The red areas indicate where the heaviest engagement is while the blue areas represent the event attractions getting the least attention.
Immediately, event marketers are able to see whether their planned key attractions are a hit or a miss among attendees and they can take timely steps to remedy the situation. For example, backup traffic generation tactics (i.e. raffles, meet and greet, push notifications, etc.) can be deployed to help drive engagement to these supposedly important event components.
(Pro tip: This is especially helpful if you made certain commitments to sponsors as to how much traffic their booth is going to get.)
2. Personalized Offers Based on Active Engagements
Not everyone will come to an event with the same intention. This is directly related to where they are in the buyer’s journey. Some attendees are looking for more information, some will attend to compare different solutions, while others are ready to buy.
Online marketers have been implementing personalization based on audience segments for many years, but it’s not as widely adopted in event marketing.
The emergence of real-time data collection event technology — specifically beacons, RFID, and wearables — allows event marketers to track the attendee behavior during the event. The goal is to engage them with custom offers based on their behavior. At the same time, the offers evolve which ultimately leads to the fulfillment of the event’s main objective. For example, an attendee at the Awareness Stage may be presented with educational content at the beginning of the event lifecycle. But at the end of the day, he can be presented with a sales offer if the main goal of the event is to get sales.
In an ideal scenario, if the main goal of an event is to generate sales, the event should be able to transform someone who is just defining their need to someone who is ready to buy.

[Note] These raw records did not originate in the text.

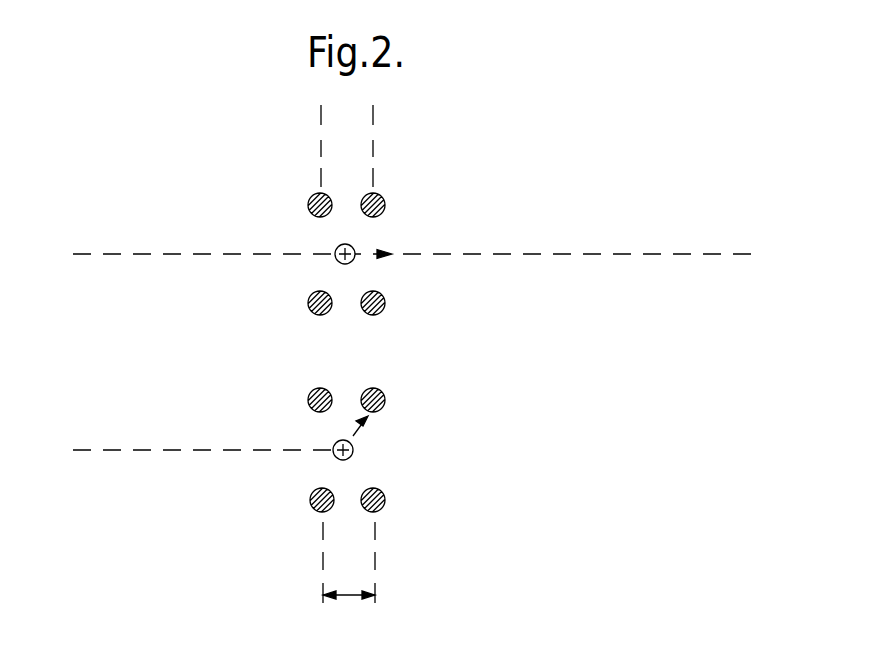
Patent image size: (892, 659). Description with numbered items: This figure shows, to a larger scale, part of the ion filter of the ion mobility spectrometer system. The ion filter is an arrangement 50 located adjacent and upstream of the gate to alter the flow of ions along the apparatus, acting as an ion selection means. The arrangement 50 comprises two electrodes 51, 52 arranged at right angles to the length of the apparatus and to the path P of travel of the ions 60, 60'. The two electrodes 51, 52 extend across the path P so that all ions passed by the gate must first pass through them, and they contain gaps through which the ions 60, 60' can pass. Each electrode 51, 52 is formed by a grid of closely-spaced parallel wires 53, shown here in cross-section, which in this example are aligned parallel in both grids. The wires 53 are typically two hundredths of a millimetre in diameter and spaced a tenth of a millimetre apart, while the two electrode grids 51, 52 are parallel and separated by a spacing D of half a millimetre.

The arrangement 50 is at (288, 463).
The electrode 51 is at (377, 532).
The electrode 52 is at (320, 533).
The wires 53 is at (308, 203).
The ions 60 is at (324, 265).
The ions 60' is at (383, 438).
The path P is at (562, 251).
The distance D is at (349, 584).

3. Provide Better Attendee Experience
Lastly, access to real-data gives organizers a clear and accurate picture of what’s happening in their events, so that they can take steps to improve the overall attendee experience. It allows event managers to stop potential issues from escalating and identify optimization opportunities on the spot.
The simplest example of how live data accomplishes this is managing on-site registration. For venues with multiple entrances and exits, real-time data can reveal congestion points. Equipped with this information, organizers can either direct attendees to a registration booth with fewer people or set up a temporary registration station to expedite the process.

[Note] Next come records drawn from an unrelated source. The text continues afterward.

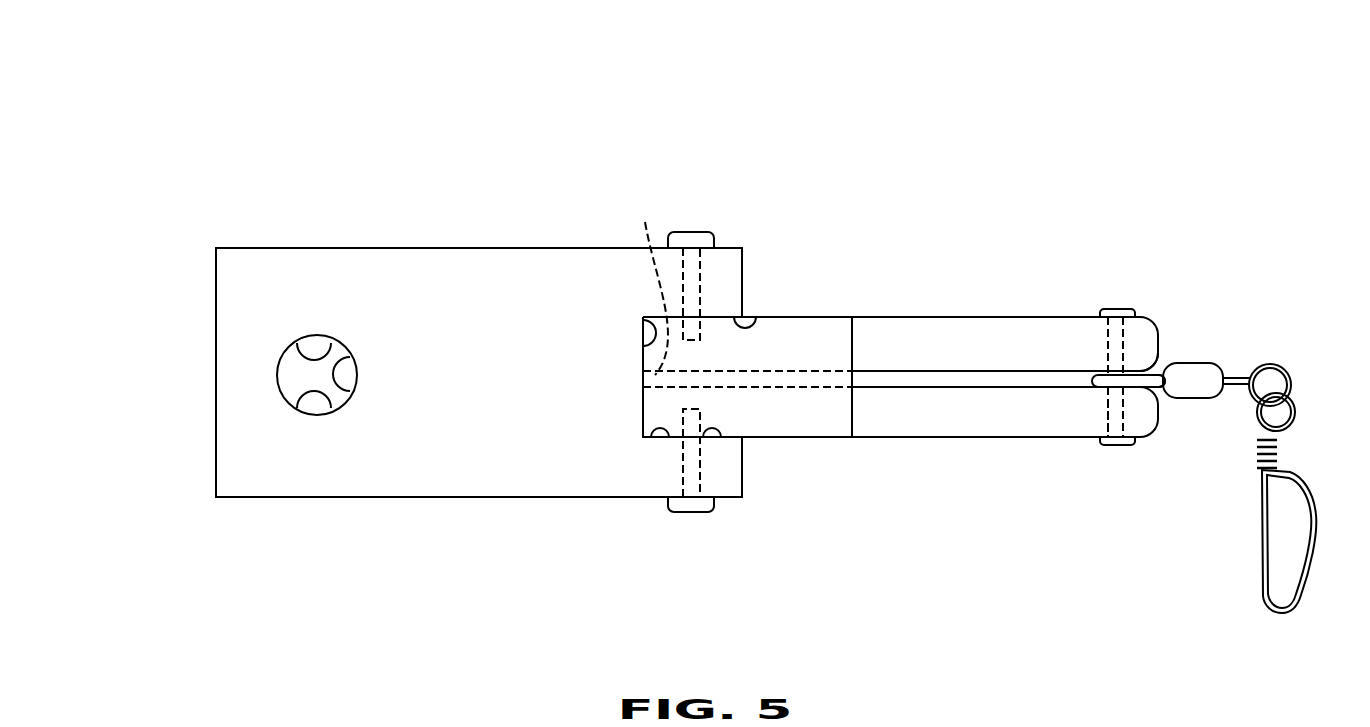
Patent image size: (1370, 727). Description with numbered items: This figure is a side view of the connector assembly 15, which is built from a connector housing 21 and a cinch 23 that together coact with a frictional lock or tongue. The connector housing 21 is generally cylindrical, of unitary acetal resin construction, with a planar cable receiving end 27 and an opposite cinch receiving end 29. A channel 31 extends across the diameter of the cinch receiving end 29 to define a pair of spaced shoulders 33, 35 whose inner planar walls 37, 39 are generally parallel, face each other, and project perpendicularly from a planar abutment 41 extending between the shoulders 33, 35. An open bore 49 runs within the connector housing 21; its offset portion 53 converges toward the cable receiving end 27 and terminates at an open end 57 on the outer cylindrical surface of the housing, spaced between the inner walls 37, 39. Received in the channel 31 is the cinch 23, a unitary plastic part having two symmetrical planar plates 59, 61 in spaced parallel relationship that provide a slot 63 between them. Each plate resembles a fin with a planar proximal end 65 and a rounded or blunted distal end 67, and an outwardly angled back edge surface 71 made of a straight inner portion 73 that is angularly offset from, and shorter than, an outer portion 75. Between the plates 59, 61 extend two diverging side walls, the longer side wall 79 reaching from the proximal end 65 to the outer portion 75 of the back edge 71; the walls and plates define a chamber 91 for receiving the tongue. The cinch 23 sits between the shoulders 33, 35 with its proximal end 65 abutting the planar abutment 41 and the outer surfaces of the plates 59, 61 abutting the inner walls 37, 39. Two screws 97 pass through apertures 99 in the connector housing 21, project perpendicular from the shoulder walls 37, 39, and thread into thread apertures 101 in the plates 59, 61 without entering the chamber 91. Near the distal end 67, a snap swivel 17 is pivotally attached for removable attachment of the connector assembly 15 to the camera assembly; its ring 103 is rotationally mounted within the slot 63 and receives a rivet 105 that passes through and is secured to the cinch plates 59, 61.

The connector assembly 15 is at (1066, 135).
The snap swivel 17 is at (1302, 408).
The connector housing 21 is at (476, 272).
The cinch 23 is at (958, 322).
The cable receiving end 27 is at (216, 458).
The cinch receiving end 29 is at (742, 273).
The channel 31 is at (643, 417).
The shoulder 33 is at (728, 258).
The shoulder 35 is at (727, 475).
The inner planar wall 37 is at (760, 317).
The inner planar wall 39 is at (721, 440).
The planar abutment 41 is at (643, 317).
The open bore 49 is at (333, 412).
The offset portion 53 is at (335, 342).
The open end 57 is at (357, 387).
The planar plate 59 is at (1022, 322).
The planar plate 61 is at (997, 427).
The slot 63 is at (913, 388).
The proximal end 65 is at (642, 417).
The distal end 67 is at (1163, 345).
The back edge surface 71 is at (902, 322).
The inner portion 73 is at (803, 428).
The outer portion 75 is at (1075, 338).
The side wall 79 is at (795, 377).
The chamber 91 is at (648, 284).
The screw 97 is at (689, 230).
The aperture 99 is at (682, 477).
The thread aperture 101 is at (700, 328).
The ring 103 is at (1145, 393).
The rivet 105 is at (1107, 412).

Another way live data can improve the overall attendee experience is by stimulating networking among participants with their fellow attendees, or with exhibitors/vendors/sponsors/speakers. Networking is one of the top reasons why people attend events, especially in the B2B community. With an event app that tracks networking activities, event managers are able to identify those who are falling behind and help facilitate networking either through push notifications or face-to-face assistance.
Data is Good, Timely Data is Better
The data gathered from events is used for several important sales and marketing functions, from creating marketing strategies, overall brand experience enhancement, to product development.
More and more event marketers now realize that in order for them to grow their numbers, they have to know their numbers. At the end of the day, event data is more than just numbers on a stat sheet. The data represents behaviors that lead to insights that lead to actions.
Collecting post-event data is good and will always be a part of an event marketer’s playbook. Moreover, having real-time data allows the right information to be accessible to the right people at the right time, enabling them to take the right action.